FIFA President, Infantino and his team said the member association is identified as needing the most assistance, for the purpose of the contributions, where their annual revenues (excluding Forward Programme funds as well as funds from any other FIFA programme/ initiative) do not exceed USD 4 million as the figure shall be reflected in the latest annual statutory audit report submitted to the FIFA general secretariat within six months after the closing of the relevant financial year.
Nevertheless, the contributions for travel will be released in four equal installments of USD 250,000 each in January every year, whilst those for equipment will be released in four equal installments of USD 50,000 each in January every year provided that the member association has fulfilled the conditions.
For the specific projects – in the case of Botswana and Namibia – there is an ambition to host the AFCON 2027 and if the joint bid succeed, the two nations will need to build new stadium to meet the requirements of CAF as the Bid technical committee has alluded before; therefore the two associations could make an appeal for extra funds to FIFA.

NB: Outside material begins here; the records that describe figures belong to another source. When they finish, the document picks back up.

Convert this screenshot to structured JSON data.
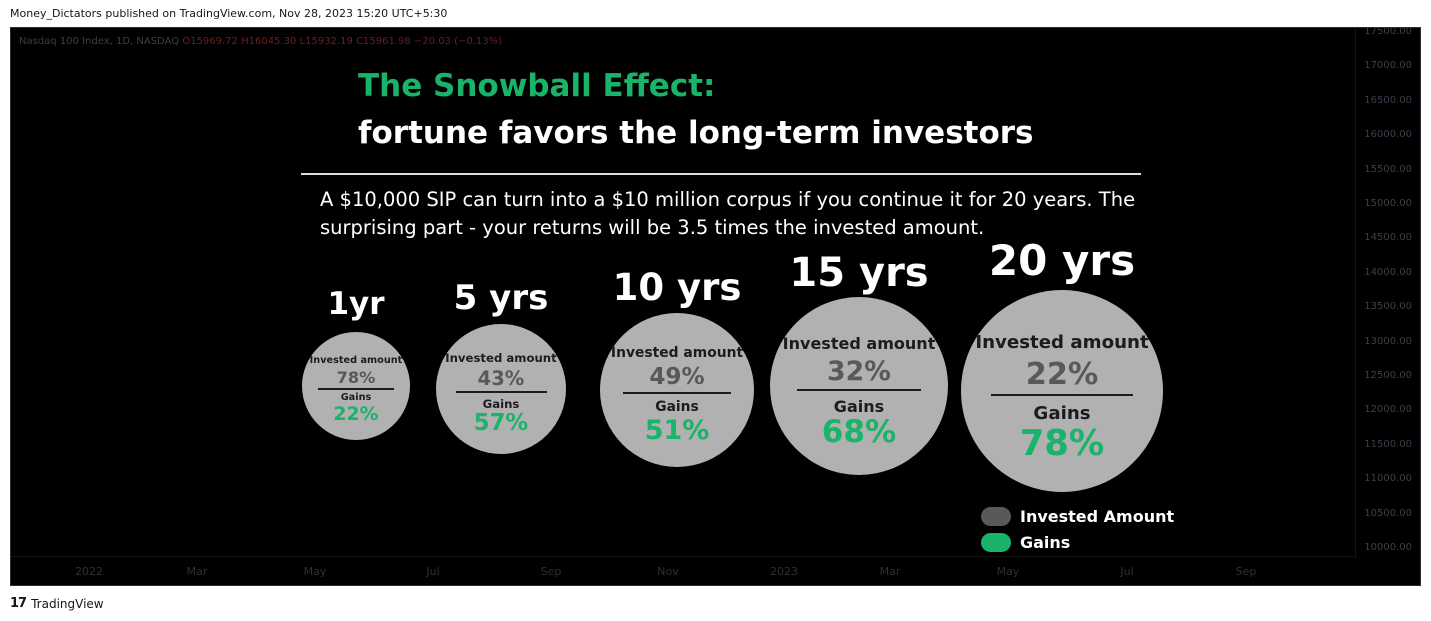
{
  "publisher_line": "Money_Dictators published on TradingView.com, Nov 28, 2023 15:20 UTC+5:30",
  "symbol_line": {
    "name": "Nasdaq 100 Index, 1D, NASDAQ",
    "o_label": "O",
    "o": "15969.72",
    "h_label": "H",
    "h": "16045.30",
    "l_label": "L",
    "l": "15932.19",
    "c_label": "C",
    "c": "15961.98",
    "change": "−20.03 (−0.13%)"
  },
  "price_axis": [
    "17500.00",
    "17000.00",
    "16500.00",
    "16000.00",
    "15500.00",
    "15000.00",
    "14500.00",
    "14000.00",
    "13500.00",
    "13000.00",
    "12500.00",
    "12000.00",
    "11500.00",
    "11000.00",
    "10500.00",
    "10000.00"
  ],
  "time_axis": [
    "2022",
    "Mar",
    "May",
    "Jul",
    "Sep",
    "Nov",
    "2023",
    "Mar",
    "May",
    "Jul",
    "Sep"
  ],
  "title_line1": "The Snowball Effect:",
  "title_line2": "fortune favors the long-term investors",
  "description": "A $10,000 SIP can turn into a $10 million corpus if you continue it for 20 years. The surprising part - your returns will be 3.5 times the invested amount.",
  "labels": {
    "invested": "Invested amount",
    "gains": "Gains"
  },
  "legend": {
    "invested": "Invested Amount",
    "gains": "Gains"
  },
  "colors": {
    "invested": "#595959",
    "gains": "#19b36a",
    "bubble": "#b1b1b1",
    "title_accent": "#19b36a",
    "background": "#000000"
  },
  "chart_data": {
    "type": "bubble",
    "title": "The Snowball Effect:",
    "subtitle": "fortune favors the long-term investors",
    "categories": [
      "1yr",
      "5 yrs",
      "10 yrs",
      "15 yrs",
      "20 yrs"
    ],
    "series": [
      {
        "name": "Invested Amount",
        "values": [
          78,
          43,
          49,
          32,
          22
        ],
        "value_labels": [
          "78%",
          "43%",
          "49%",
          "32%",
          "22%"
        ]
      },
      {
        "name": "Gains",
        "values": [
          22,
          57,
          51,
          68,
          78
        ],
        "value_labels": [
          "22%",
          "57%",
          "51%",
          "68%",
          "78%"
        ]
      }
    ],
    "legend_position": "bottom-right"
  },
  "footer_brand": "TradingView",
  "footer_logo_text": "17"
}
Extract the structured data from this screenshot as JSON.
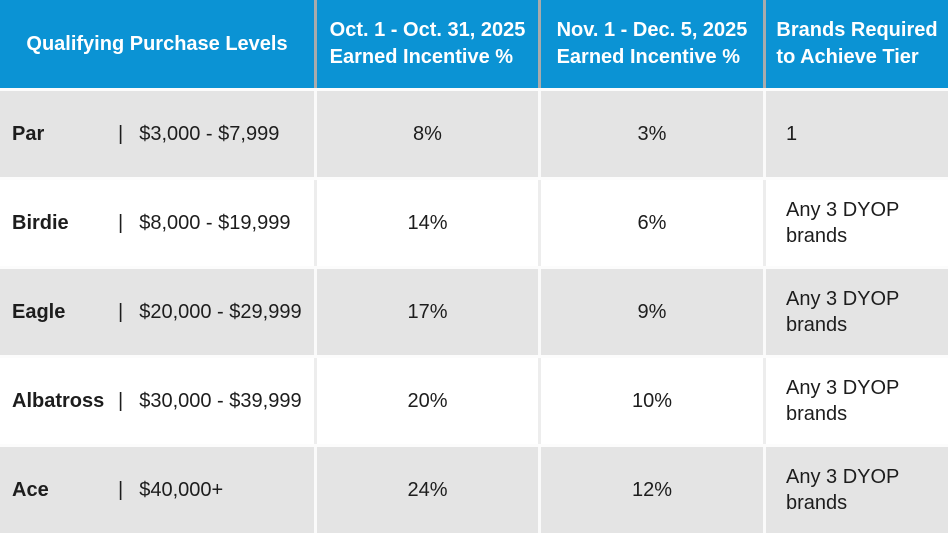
{
  "table": {
    "pipe": "|",
    "header": {
      "col1": "Qualifying Purchase Levels",
      "col2_line1": "Oct. 1 - Oct. 31, 2025",
      "col2_line2": "Earned Incentive %",
      "col3_line1": "Nov. 1 - Dec. 5, 2025",
      "col3_line2": "Earned Incentive %",
      "col4_line1": "Brands Required",
      "col4_line2": "to Achieve Tier"
    },
    "rows": [
      {
        "tier": "Par",
        "range": "$3,000 - $7,999",
        "oct_pct": "8%",
        "nov_pct": "3%",
        "brands": "1"
      },
      {
        "tier": "Birdie",
        "range": "$8,000 - $19,999",
        "oct_pct": "14%",
        "nov_pct": "6%",
        "brands": "Any 3 DYOP brands"
      },
      {
        "tier": "Eagle",
        "range": "$20,000 - $29,999",
        "oct_pct": "17%",
        "nov_pct": "9%",
        "brands": "Any 3 DYOP brands"
      },
      {
        "tier": "Albatross",
        "range": "$30,000 - $39,999",
        "oct_pct": "20%",
        "nov_pct": "10%",
        "brands": "Any 3 DYOP brands"
      },
      {
        "tier": "Ace",
        "range": "$40,000+",
        "oct_pct": "24%",
        "nov_pct": "12%",
        "brands": "Any 3 DYOP brands"
      }
    ]
  },
  "colors": {
    "header_bg": "#0b93d4",
    "header_text": "#ffffff",
    "header_divider": "#a9abac",
    "row_alt_bg": "#e4e4e4",
    "row_bg": "#ffffff",
    "body_text": "#1d1d1d"
  }
}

The report further says where a member association uses funds allocated for specific projects to improve or build new football infrastructure for its direct benefit or for the benefit of another entity (e.g. regional associations or clubs), the member association shall also provide, as part of the supporting documents, the FIFA general secretariat with the relevant national land registry certificate or extract confirming that the member association or the other entity is the owner of the land or the agreements confirming the donation, transfer or other form of provision to, or use of land by the association.
When contacted for comment, local sports analyst, Jimmy George said; “Ours is more a lack of vision, than money to finance programs. Regrettably when you lack vision not even USD 8 million can bail you out. Its pity the funds might be used to pay for the past projects that have yielded very little success.”